In 2007 Felicie was widowed when Mike suffered a heart attack while on a field trip with his high school students in Arches National Park.  A scholarship fund, known as “Hikes for Mike” was founded by Felicie at Mike’s high school.  To honor Mike, she collaborated with a friend of Mike’s to create illustrated and informational signage along the Opal Hill Trail near the high school in Fruita where Mike taught.  

Ever resilient, widowhood brought new adventures.  Felicie continued raising her kids, went to Mexico with her friends, celebrated two years in a row at “The Burning Man” festival in the Nevada desert with her sister Emily, and purchased a share in a houseboat on Lake Powell for summer and fall vacations, inviting family and friends.   These lake gatherings continued until her death.  
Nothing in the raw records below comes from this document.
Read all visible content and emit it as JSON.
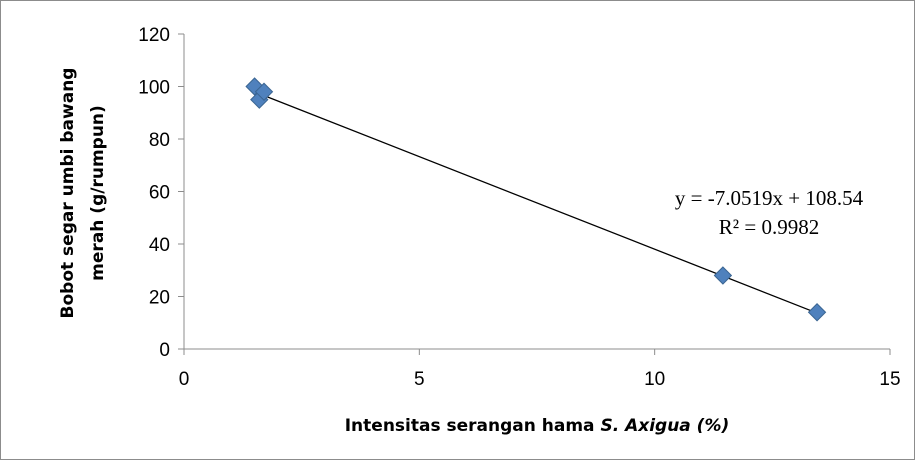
{
  "chart_data": {
    "type": "scatter",
    "title": "",
    "xlabel_main": "Intensitas serangan hama ",
    "xlabel_italic": "S. Axigua (%)",
    "ylabel_line1": "Bobot segar umbi bawang",
    "ylabel_line2": "merah (g/rumpun)",
    "xlim": [
      0,
      15
    ],
    "ylim": [
      0,
      120
    ],
    "x_ticks": [
      0,
      5,
      10,
      15
    ],
    "y_ticks": [
      0,
      20,
      40,
      60,
      80,
      100,
      120
    ],
    "x_tick_labels": [
      "0",
      "5",
      "10",
      "15"
    ],
    "y_tick_labels": [
      "0",
      "20",
      "40",
      "60",
      "80",
      "100",
      "120"
    ],
    "grid": false,
    "series": [
      {
        "marker": "diamond",
        "color": "#4f81bd",
        "points": [
          {
            "x": 1.5,
            "y": 100
          },
          {
            "x": 1.6,
            "y": 95
          },
          {
            "x": 1.7,
            "y": 98
          },
          {
            "x": 11.45,
            "y": 28
          },
          {
            "x": 13.45,
            "y": 14
          }
        ]
      }
    ],
    "trendline": {
      "slope": -7.0519,
      "intercept": 108.54,
      "x_start": 1.5,
      "x_end": 13.45,
      "color": "#000000",
      "equation": "y = -7.0519x + 108.54",
      "r_squared": "R² = 0.9982"
    }
  }
}
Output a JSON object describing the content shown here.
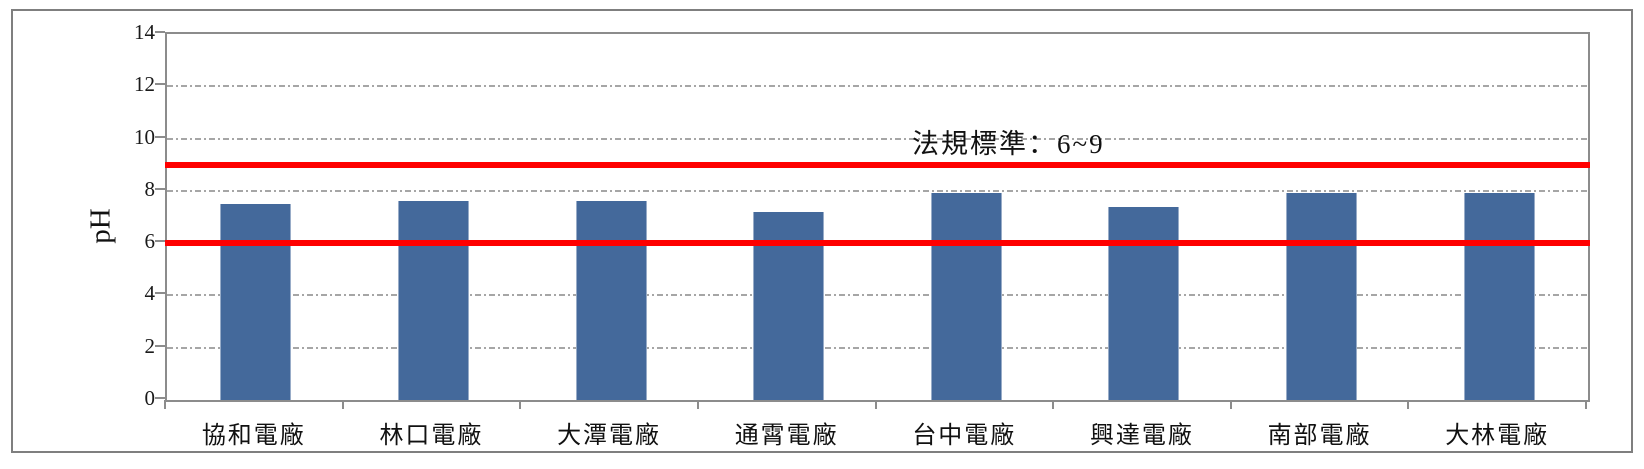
{
  "figure": {
    "border_color": "#7f7f7f",
    "background": "#ffffff"
  },
  "chart_data": {
    "type": "bar",
    "categories": [
      "協和電廠",
      "林口電廠",
      "大潭電廠",
      "通霄電廠",
      "台中電廠",
      "興達電廠",
      "南部電廠",
      "大林電廠"
    ],
    "values": [
      7.5,
      7.6,
      7.6,
      7.2,
      7.9,
      7.4,
      7.9,
      7.9
    ],
    "title": "",
    "xlabel": "",
    "ylabel": "pH",
    "ylim": [
      0,
      14
    ],
    "yticks": [
      0,
      2,
      4,
      6,
      8,
      10,
      12,
      14
    ],
    "grid": "horizontal dash-dot gridlines at every 2 pH units",
    "legend_position": "none",
    "bar_color": "#44699b",
    "gridline_color": "#a6a6a6",
    "axis_color": "#8c8c8c",
    "annotation": {
      "text": "法規標準：6~9",
      "color": "#111111"
    },
    "limit_lines": [
      {
        "value": 6,
        "color": "#ff0000"
      },
      {
        "value": 9,
        "color": "#ff0000"
      }
    ]
  }
}
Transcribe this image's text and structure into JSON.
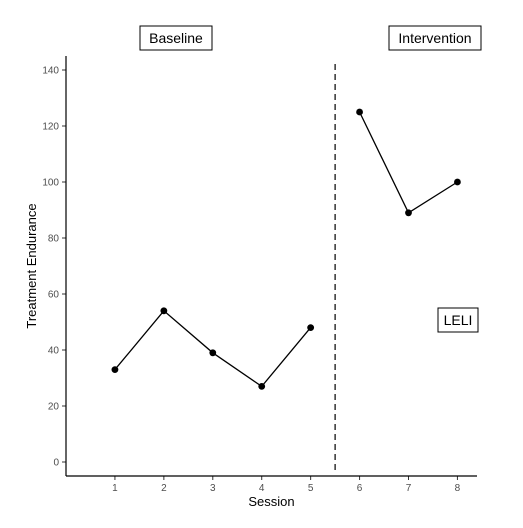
{
  "chart_data": {
    "type": "line",
    "title": "",
    "xlabel": "Session",
    "ylabel": "Treatment Endurance",
    "xlim": [
      0,
      8.4
    ],
    "ylim": [
      -5,
      145
    ],
    "x_ticks": [
      1,
      2,
      3,
      4,
      5,
      6,
      7,
      8
    ],
    "y_ticks": [
      0,
      20,
      40,
      60,
      80,
      100,
      120,
      140
    ],
    "grid": false,
    "phase_change_x": 5.5,
    "series": [
      {
        "phase": "baseline",
        "x": [
          1,
          2,
          3,
          4,
          5
        ],
        "y": [
          33,
          54,
          39,
          27,
          48
        ]
      },
      {
        "phase": "intervention",
        "x": [
          6,
          7,
          8
        ],
        "y": [
          125,
          89,
          100
        ]
      }
    ],
    "annotations": {
      "baseline": "Baseline",
      "intervention": "Intervention",
      "condition": "LELI"
    }
  }
}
Felicie fought breast cancer twice:  first in 2001; and recurring a full 12 years later in 2013.  Knowing that the second episode was terminal, Felicie bravely “fought for every inch of her life“ over the following two years.  She died peacefully with her children and all her sisters by her side in 2015.  Amber and John combined their parents’ ashes and scattered them over a lot of beautiful places where they had traveled as a family for so many years.    

Amber Williams shared the following remembrance:

“My parents were very happy with each other and their children.  They shared a lot of geology with us.  My mother did a fantastic job raising us to love science and art and to follow our passions . . . to do whatever we wanted to do.  She was a fantastic mother.   She did pretty good.  She liked to swim, hike, enjoy the outdoors, design and build structures, play the piano and harp, paint watercolors, and create, as well as teach, ceramics.   She laughed and joked a lot . . .  I could wax poetic about my mother for ages.”